The growing integration was negative; "because what's good for the US, I don't think is good for us and I don't think it's good for the Pacific region".

The Defence Force rejected RNZ's request for details about all recent integration moves, saying this required too much work.

Even if it did that work, a lot of this was about combat capabilities and interoperability so was "classified information and would not be made public".

King said in a release about Clark's visit that this country could not contribute mass and scale, but had soldiering quality to offer.

"To that end, it's been great to be able to share some insight with General Clark and his team around how we go about training our people."

She offered as an example a years-old, oft-delayed project to build a "Network Enabled Army" to improve digital communications and command-and-control interoperability, that would advance under the government's new defence capability plan.

The forward-deployed amphibious assault ship USS America (LHA 6), flag ship of the America Strike Group, steams alongside U.S. Navy ships from the America Strike Group, Royal Australian Navy, Republic of Korea Navy, Royal New Zealand Navy, French Navy and Japan Maritime Self-Defense Force while in formation during a formation exercise as part of Talisman Sabre 25, July 20. Talisman Sabre is the largest bilateral military exercise between Australia and the United States advancing a free and open Indo-Pacific by strengthening relationships and interoperability among key allies and partners, while enhancing our collective capabilities to respond to a wide array of potential security concerns.

The USS America (LHA 6), steams alongside US Navy ships from the America Strike Group, Royal Australian Navy, Republic of Korea Navy, Royal New Zealand Navy, French Navy and Japan Maritime Self-Defence Force as part of Talisman Sabre 25, on 20 July.
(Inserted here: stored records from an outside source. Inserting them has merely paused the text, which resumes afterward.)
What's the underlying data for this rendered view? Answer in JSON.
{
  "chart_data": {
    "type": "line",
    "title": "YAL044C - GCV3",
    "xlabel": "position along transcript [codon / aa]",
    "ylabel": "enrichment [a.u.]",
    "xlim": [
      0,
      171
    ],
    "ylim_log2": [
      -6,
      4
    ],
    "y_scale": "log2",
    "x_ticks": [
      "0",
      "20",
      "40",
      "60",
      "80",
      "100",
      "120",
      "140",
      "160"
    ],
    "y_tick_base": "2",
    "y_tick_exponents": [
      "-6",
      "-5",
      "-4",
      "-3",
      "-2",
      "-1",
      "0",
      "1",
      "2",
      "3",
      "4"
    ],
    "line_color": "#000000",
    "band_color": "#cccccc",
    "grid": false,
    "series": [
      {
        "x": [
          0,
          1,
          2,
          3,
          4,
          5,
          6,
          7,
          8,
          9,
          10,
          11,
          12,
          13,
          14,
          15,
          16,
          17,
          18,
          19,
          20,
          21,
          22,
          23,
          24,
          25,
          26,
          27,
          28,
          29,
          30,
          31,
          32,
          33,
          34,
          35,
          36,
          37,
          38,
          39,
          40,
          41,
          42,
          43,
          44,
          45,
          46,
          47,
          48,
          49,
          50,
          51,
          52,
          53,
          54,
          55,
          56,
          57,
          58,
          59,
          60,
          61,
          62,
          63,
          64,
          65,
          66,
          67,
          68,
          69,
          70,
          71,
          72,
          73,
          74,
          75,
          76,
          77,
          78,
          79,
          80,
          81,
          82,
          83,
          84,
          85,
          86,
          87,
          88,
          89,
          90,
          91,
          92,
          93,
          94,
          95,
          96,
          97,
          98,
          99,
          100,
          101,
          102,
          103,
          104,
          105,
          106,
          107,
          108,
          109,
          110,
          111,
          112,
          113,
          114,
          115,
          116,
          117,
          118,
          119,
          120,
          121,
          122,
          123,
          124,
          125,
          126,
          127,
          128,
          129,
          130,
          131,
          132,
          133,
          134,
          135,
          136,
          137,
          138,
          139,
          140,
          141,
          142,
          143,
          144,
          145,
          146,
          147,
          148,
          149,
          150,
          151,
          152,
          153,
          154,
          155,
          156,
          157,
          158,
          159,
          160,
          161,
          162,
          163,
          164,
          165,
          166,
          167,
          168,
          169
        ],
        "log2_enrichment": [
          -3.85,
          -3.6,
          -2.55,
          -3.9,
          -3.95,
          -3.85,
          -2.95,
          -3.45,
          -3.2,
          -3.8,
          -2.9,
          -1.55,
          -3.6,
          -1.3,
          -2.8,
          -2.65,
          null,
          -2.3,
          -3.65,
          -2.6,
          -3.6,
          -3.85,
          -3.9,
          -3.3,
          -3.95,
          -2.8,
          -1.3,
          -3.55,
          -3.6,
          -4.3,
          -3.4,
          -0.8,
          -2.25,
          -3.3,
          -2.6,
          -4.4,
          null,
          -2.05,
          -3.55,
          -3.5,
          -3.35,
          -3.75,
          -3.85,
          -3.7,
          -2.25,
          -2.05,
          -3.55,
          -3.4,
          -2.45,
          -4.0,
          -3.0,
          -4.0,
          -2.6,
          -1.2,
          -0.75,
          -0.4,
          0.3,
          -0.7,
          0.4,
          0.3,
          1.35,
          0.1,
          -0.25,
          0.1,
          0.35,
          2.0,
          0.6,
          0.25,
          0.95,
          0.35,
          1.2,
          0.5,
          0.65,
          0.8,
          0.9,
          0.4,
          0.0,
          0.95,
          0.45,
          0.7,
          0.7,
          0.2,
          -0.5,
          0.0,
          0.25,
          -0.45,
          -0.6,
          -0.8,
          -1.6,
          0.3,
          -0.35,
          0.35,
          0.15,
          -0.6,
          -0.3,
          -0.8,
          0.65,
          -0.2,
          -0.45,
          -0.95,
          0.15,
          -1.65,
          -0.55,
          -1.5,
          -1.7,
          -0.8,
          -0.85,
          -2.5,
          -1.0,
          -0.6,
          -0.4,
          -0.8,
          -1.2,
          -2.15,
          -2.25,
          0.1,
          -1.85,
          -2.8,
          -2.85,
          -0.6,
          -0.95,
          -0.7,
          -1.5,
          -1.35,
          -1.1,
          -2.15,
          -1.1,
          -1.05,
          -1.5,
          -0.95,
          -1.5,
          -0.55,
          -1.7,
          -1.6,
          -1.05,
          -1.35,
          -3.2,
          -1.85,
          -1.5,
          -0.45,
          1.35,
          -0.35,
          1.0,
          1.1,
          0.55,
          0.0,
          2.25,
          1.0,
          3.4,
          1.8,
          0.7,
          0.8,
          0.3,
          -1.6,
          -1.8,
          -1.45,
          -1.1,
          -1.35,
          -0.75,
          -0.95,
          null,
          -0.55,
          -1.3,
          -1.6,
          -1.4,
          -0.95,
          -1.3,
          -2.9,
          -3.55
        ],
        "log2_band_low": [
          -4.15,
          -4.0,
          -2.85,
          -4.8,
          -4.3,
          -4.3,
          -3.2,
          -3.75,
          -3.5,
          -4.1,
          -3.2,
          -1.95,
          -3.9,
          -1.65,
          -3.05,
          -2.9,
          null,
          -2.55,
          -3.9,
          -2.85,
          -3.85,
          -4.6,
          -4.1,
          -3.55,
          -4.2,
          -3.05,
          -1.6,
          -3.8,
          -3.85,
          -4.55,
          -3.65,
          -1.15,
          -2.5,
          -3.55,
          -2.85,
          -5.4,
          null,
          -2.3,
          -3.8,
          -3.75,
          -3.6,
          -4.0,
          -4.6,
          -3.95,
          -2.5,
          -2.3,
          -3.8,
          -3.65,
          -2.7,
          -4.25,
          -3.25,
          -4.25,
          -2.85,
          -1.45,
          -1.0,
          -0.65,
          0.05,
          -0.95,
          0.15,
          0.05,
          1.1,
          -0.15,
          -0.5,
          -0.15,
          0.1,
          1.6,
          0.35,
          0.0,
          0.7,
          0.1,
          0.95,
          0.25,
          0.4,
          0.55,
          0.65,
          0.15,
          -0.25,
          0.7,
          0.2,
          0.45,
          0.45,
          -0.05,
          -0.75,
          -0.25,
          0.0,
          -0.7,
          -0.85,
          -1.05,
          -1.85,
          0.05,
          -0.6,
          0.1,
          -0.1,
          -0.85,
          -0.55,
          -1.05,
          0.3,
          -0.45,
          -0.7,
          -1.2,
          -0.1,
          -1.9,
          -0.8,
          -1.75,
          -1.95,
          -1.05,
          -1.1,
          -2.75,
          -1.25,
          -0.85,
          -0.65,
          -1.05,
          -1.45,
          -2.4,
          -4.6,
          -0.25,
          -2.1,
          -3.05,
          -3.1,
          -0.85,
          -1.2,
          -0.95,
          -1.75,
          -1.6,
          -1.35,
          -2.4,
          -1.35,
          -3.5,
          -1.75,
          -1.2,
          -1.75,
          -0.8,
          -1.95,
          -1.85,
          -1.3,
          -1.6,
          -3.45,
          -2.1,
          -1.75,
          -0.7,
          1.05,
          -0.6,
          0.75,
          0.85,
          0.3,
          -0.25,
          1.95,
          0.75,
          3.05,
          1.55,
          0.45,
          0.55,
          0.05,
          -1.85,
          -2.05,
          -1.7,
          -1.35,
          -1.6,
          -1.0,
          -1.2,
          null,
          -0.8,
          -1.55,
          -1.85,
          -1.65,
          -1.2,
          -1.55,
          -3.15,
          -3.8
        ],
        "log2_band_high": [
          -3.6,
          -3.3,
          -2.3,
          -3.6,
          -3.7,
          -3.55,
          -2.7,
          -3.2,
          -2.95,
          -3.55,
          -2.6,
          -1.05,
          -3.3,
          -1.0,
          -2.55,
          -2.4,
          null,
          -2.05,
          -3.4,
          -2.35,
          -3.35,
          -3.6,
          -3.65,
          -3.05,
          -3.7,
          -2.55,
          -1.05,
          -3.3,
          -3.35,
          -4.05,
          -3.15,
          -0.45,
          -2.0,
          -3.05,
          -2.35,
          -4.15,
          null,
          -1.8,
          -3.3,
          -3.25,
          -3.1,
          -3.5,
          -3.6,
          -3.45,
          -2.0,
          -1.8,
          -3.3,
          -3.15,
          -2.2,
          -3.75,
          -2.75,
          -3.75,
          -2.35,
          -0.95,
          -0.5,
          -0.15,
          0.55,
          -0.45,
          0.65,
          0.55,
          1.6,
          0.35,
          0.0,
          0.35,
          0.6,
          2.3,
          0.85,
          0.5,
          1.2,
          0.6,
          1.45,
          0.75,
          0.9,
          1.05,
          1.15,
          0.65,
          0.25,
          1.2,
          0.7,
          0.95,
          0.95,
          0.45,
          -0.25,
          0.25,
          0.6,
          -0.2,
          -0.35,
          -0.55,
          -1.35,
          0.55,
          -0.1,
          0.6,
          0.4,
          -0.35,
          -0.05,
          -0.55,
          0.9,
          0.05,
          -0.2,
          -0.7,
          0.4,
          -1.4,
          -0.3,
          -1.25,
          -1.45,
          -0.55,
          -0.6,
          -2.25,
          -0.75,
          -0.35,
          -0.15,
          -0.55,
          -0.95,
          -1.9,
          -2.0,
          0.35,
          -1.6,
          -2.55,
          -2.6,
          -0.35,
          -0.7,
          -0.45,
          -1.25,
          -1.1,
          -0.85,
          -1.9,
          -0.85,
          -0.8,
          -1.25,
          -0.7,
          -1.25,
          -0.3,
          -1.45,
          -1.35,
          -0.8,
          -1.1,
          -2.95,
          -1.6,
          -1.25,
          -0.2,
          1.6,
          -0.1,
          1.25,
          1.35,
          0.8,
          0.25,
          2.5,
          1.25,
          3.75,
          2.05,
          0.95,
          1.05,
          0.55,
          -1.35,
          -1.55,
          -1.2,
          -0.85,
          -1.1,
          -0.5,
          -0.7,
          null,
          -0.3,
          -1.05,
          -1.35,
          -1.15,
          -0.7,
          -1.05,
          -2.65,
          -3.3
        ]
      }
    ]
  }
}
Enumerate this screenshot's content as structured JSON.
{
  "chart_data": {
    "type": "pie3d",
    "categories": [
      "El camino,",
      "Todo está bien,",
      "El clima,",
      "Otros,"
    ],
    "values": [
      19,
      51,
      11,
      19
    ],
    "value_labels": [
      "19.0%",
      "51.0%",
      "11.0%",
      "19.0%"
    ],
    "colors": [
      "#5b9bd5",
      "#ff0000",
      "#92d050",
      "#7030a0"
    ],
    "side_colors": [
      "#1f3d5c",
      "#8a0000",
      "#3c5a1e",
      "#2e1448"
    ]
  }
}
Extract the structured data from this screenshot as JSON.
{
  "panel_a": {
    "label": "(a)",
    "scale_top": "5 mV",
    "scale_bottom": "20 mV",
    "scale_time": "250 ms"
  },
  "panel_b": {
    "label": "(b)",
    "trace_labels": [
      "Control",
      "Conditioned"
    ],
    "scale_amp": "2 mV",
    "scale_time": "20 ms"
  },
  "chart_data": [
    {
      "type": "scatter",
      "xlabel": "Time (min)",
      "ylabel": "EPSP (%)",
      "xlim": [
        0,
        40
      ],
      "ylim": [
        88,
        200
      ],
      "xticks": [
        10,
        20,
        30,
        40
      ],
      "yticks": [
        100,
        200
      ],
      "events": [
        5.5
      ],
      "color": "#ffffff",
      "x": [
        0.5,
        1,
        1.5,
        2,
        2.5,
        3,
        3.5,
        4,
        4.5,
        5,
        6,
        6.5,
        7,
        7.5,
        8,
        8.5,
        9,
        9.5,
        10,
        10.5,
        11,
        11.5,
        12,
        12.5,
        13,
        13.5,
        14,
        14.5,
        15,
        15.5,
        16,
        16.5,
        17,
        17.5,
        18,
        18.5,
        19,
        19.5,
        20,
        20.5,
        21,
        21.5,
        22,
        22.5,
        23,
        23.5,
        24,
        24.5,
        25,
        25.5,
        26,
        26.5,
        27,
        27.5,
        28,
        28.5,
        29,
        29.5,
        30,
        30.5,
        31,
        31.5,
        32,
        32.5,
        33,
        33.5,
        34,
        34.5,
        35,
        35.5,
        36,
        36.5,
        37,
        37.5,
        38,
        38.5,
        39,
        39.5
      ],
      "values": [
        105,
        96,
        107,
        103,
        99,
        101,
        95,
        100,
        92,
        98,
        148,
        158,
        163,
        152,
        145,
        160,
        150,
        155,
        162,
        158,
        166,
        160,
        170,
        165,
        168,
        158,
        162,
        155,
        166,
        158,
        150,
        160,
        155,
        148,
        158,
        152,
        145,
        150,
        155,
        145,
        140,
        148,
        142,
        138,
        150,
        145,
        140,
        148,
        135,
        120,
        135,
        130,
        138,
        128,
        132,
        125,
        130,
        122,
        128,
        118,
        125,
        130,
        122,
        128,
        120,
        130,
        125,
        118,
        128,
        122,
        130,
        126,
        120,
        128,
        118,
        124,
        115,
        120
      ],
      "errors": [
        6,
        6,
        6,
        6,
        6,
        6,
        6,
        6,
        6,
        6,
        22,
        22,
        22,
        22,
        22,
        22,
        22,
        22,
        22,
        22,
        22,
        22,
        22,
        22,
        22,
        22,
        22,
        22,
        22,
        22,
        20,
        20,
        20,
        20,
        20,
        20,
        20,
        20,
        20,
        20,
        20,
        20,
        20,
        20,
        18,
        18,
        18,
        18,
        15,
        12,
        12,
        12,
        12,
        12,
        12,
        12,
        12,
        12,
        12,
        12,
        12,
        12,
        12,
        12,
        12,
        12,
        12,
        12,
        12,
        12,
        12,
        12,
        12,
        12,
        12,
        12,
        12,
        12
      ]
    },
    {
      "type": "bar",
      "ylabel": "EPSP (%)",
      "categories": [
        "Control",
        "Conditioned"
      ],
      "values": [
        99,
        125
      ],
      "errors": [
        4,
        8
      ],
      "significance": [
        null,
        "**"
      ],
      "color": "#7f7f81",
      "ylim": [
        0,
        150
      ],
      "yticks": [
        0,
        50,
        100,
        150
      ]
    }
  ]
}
Photo: US Navy / Petty Officer 2nd Class Cole Pursley

'Speed up the kill-chain'

The US air force's main contribution to the mega-network is called the Advanced Battle Management System; the army's is Project Convergence; the navy's is Project Overmatch, which New Zealand joined in February.

The US Air Force battle-labs experiments have involved New Zealand personnel in testing if new human-machine approaches are faster and better.

A US unit "pitted current warfighter systems and procedures against new technologies to gather insights and streamline operational and tactical C2 [command and control] processes to speed up the kill-chain and decision-making timeline", a US Air Force report said.

The Pentagon's "CJADC2 concept has challenged US joint and combined forces to prioritise achieving decision advantage over potential adversaries, to retain our warfighting advantage and enhance the deterrent effect of a powerful military".

The US team leading this was "currently working with Australia and New Zealand to connect their Battle Labs", the air force said last year.